One morning though there was a post referring to an article about a civil Court case that up until then had moved through the Court system with little fuss and no coverage whatsoever. The facts of the case were that on 20th July 2015 the Claimant was crossing a street in London along with other pedestrians as the Defendant was cycling northbound over London Bridge. He cycled through a green light at a busy junction and ahead of him the Claimant along with a number of other pedestrians were crossing the road. There was then a collision between the cyclist and one of those pedestrians who in the eyes of the writer was on her mobile phone and not paying any attention. The decision was a 50-50 judgment, ie the Claimant was entitled to 50% of her claim. Furthermore the cyclist did not have insurance so was facing financial difficulties in order to meet the judgment.
Cries of “outrageous!” went up. ‘How can this be? The world has gone mad!’ ‘Everyone is against cyclists’. ‘Wouldn’t happen if this was a driver!’
Having been in this area of law for quite a few years I have become quite accustomed to the media, shall we say, not providing a particularly good balance in this area. Donning my tin hat I therefore waded in suggesting to others that until the actual facts of the case were made known, it might be worthwhile just suspending any outrage as the reality may be different to how it had been reported. I retreated not long after following a gentleman sending me numerous links to tragic accidents involving cars where the drivers had got away ‘Scott free’. These of course were all criminal cases.
Helpfully though, the barrister representing the Claimant, Aneurin Moloney, very helpfully provided not only his note of the judgment of the case but also a note about the proceedings. This provided further information suggesting the following:
1. The cyclist knew that the point where the pedestrians were crossing was not controlled by a red/green man.
2. On seeing the pedestrians, the cyclist sounded his air horn which cleared a path.
3. Upon so doing, the cyclist continued to accelerate.
4. The Claimant, who was on her mobile phone at the time, then stuttered and retreated towards the central island rather than continuing on to the pavement.

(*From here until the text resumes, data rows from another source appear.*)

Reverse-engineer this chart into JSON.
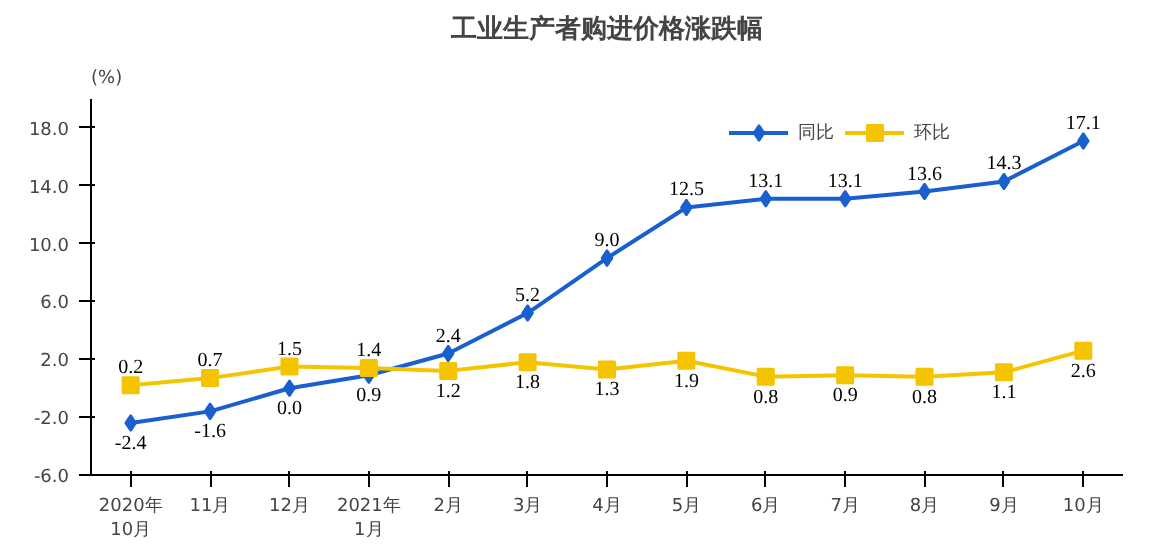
{
  "chart_data": {
    "type": "line",
    "title": "工业生产者购进价格涨跌幅",
    "ylabel": "(%)",
    "categories": [
      "2020年\n10月",
      "11月",
      "12月",
      "2021年\n1月",
      "2月",
      "3月",
      "4月",
      "5月",
      "6月",
      "7月",
      "8月",
      "9月",
      "10月"
    ],
    "series": [
      {
        "name": "同比",
        "color": "#1a5fd0",
        "marker": "diamond",
        "values": [
          -2.4,
          -1.6,
          0.0,
          0.9,
          2.4,
          5.2,
          9.0,
          12.5,
          13.1,
          13.1,
          13.6,
          14.3,
          17.1
        ],
        "value_labels": [
          "-2.4",
          "-1.6",
          "0.0",
          "0.9",
          "2.4",
          "5.2",
          "9.0",
          "12.5",
          "13.1",
          "13.1",
          "13.6",
          "14.3",
          "17.1"
        ]
      },
      {
        "name": "环比",
        "color": "#f5c400",
        "marker": "square",
        "values": [
          0.2,
          0.7,
          1.5,
          1.4,
          1.2,
          1.8,
          1.3,
          1.9,
          0.8,
          0.9,
          0.8,
          1.1,
          2.6
        ],
        "value_labels": [
          "0.2",
          "0.7",
          "1.5",
          "1.4",
          "1.2",
          "1.8",
          "1.3",
          "1.9",
          "0.8",
          "0.9",
          "0.8",
          "1.1",
          "2.6"
        ]
      }
    ],
    "ylim": [
      -6,
      20
    ],
    "yticks": [
      {
        "value": -6,
        "label": "-6.0"
      },
      {
        "value": -2,
        "label": "-2.0"
      },
      {
        "value": 2,
        "label": "2.0"
      },
      {
        "value": 6,
        "label": "6.0"
      },
      {
        "value": 10,
        "label": "10.0"
      },
      {
        "value": 14,
        "label": "14.0"
      },
      {
        "value": 18,
        "label": "18.0"
      }
    ],
    "legend": "top right",
    "grid": false
  }
}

5. The cyclist shouted a warning, tried to swerve but could not avoid the Claimant and there was a collision.
So whose fault should it be? The judge concluded the following:
1. The cyclist owed a duty to other road users to drive with reasonable care and skill. He had anticipated all the pedestrians would continue on to the pavement. The Claimant was established on the road.
2. The cyclist made a judgment call that it was clear to proceed when in fact there were pedestrians in the carriageway. He had some understanding that when pedestrians are established on the road they must be given way.

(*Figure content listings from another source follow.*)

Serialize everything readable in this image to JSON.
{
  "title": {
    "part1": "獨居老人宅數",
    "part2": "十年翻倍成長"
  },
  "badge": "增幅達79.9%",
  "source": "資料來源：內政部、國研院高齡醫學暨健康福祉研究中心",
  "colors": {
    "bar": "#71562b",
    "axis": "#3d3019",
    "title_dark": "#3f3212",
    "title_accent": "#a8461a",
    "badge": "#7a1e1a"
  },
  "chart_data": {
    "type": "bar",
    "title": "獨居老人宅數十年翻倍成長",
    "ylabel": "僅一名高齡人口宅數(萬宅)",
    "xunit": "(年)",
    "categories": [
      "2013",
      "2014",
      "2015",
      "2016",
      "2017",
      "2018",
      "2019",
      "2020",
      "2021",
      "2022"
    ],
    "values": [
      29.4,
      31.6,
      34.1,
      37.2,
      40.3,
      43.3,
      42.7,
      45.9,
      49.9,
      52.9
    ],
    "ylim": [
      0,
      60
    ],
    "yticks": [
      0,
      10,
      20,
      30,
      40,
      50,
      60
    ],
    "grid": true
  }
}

3. As a result he fell below the standard to be expected. A cyclist must be prepared for the pedestrians to behave in unexpected ways.
4. The Claimant’s conduct was also an important contributory factor. She was on her phone and she turned and went back. If she was crossing the road without looking then she must have equal culpability.

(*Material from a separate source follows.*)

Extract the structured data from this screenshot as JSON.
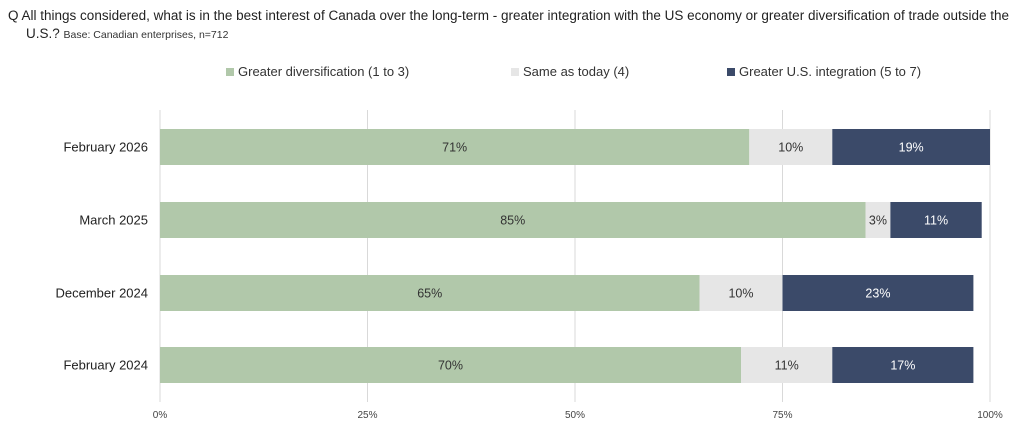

In this respect the Judge is saying that the onus on the cyclist is no different to that of a car driver, in that it is reasonable to expect them to respond to what happens in front of them, even if it is not what they are expecting. In this instance there was a pedestrian in the road crossing, with no idea that a cyclist was travelling towards her at 20mph. He was not entitled to think that when she finally saw him she would just continue onto the pavement like the other pedestrians. Whilst I would love to ensure a clear path every time I go out on my bike, I know that drivers or pedestrians often do daft things. This judgment says that if I see that and I have the opportunity to ensure there is not an accident, then I am under a duty to do so.
What we need to remember here is that just like cyclists, pedestrians are vulnerable road users. In fact relative to cyclists they are even more vulnerable. So in this case, the vulnerability of the pedestrian trumps that of the cyclist due simply to the fact that a cyclist is going to do more damage to the pedestrian than the other way round. It is no different to a cyclist being hit by a ten tonne box of steel. So cyclists should actually take a lot of comfort from a decision like this.
It does however throw up arguments of insurance. The cyclist in this case was not insured. Whether or not the crowdfunding page set up in his name covers all his costs remains to be seen, but clearly this is not a position many would like to find themselves in. My personal view is that I am totally against mandatory legal insurance for cyclists. We should be doing everything in our power to make it easier to cycle not harder. Getting people out of their cars and on to 2 wheels is good for their physical and mental health, and allows more room on the roads of those who have no option but to drive. We need more protected cycle lanes and a change in attitude about who is responsible for the safety of cyclists. That being said, I am insured and that will remain the case. I will also wear a helmet, although that’s a blog for another day. Maybe I should wear it whilst writing it. Now there’s a thought.